Public telephone booths are common, as are private international call centres. Even though, you'll find the phone booths even less generous than slot-machines: many times they'll swallow your change and give you no credit. You're better off purchasing a calling card or using your credit card, although support for this feature is limited and expensive. When looking for a calling card - try kiosks on the street, little shops... - you'll probably be given one from Portugal Telecom (Portugal's monopolist phone company), ask if they have from other providers. Most of the times they are cheaper, you don't have to insert them anywhere (just dial a code!) and it works in every fix phone, even in hotels - and in this case you don't need to pay any phone bill in the hotel. To call an international number, dial 00 and then the country code.
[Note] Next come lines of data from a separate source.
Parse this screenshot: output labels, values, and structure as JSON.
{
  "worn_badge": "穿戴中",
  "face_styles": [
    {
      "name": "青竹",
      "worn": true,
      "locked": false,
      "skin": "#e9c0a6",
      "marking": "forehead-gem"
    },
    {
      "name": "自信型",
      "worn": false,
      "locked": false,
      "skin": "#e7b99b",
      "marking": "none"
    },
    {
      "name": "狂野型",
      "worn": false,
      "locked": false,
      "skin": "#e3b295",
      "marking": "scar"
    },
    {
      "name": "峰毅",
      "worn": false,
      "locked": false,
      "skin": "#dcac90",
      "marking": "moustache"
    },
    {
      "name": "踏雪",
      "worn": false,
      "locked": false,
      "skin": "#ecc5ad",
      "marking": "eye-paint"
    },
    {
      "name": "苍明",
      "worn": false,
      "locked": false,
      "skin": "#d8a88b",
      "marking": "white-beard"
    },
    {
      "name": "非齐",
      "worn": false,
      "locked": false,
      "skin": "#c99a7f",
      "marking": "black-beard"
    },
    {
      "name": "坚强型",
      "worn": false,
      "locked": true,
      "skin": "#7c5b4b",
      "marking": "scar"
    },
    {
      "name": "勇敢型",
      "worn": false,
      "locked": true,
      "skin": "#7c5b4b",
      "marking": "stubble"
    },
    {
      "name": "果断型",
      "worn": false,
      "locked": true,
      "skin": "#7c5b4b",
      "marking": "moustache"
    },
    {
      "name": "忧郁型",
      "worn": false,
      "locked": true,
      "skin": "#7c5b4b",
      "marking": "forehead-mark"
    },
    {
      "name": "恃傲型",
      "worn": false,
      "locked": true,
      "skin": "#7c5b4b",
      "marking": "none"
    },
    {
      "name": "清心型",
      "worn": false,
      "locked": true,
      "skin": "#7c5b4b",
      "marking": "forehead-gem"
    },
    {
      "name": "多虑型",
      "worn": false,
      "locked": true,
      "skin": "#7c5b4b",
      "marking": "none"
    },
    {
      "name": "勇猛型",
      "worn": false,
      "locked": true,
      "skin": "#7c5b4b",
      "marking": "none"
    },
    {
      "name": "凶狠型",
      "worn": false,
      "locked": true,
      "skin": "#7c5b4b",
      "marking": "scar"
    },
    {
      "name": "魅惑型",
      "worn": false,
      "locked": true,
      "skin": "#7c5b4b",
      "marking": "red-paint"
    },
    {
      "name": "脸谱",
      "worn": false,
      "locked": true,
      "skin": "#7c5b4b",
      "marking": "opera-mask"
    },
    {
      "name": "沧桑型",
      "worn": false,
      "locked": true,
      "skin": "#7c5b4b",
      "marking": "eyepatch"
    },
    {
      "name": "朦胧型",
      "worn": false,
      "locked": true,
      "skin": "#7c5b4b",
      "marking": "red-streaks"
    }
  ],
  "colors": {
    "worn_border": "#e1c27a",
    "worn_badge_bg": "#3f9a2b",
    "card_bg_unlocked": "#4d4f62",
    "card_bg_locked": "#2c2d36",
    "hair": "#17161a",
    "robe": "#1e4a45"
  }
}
Internet cafes are also abundant in the Rossio and Restauradores districts. Expect to pay between €2 - €3 per hour.
Although Lisbon is a relatively safe city by European standards, crime rates are on the up. The most common crime against travellers is pickpocketing and theft from rental cars. Lisbon has also seen some gang related nightclub violence in recent years. As immigration is slowly changing from Africa and Brazilian citizens to Eastern Europeans, habits and criminality is also changing, to the more violent, "straight in your face" type, which was extremely uncomun in Portugal.
A lot of the hash and marijuana smuggled into the EU from Morocco is channelled through Lisbon (actually most is through the huge and not well garded Portuguese coast, from the Algarve, where most of it gets in, to the very north). Chances are you'll be approached at least a few times by shady types offering 'hash' or 'chocolate'. A firm 'no thank-you' should be enough to deter them.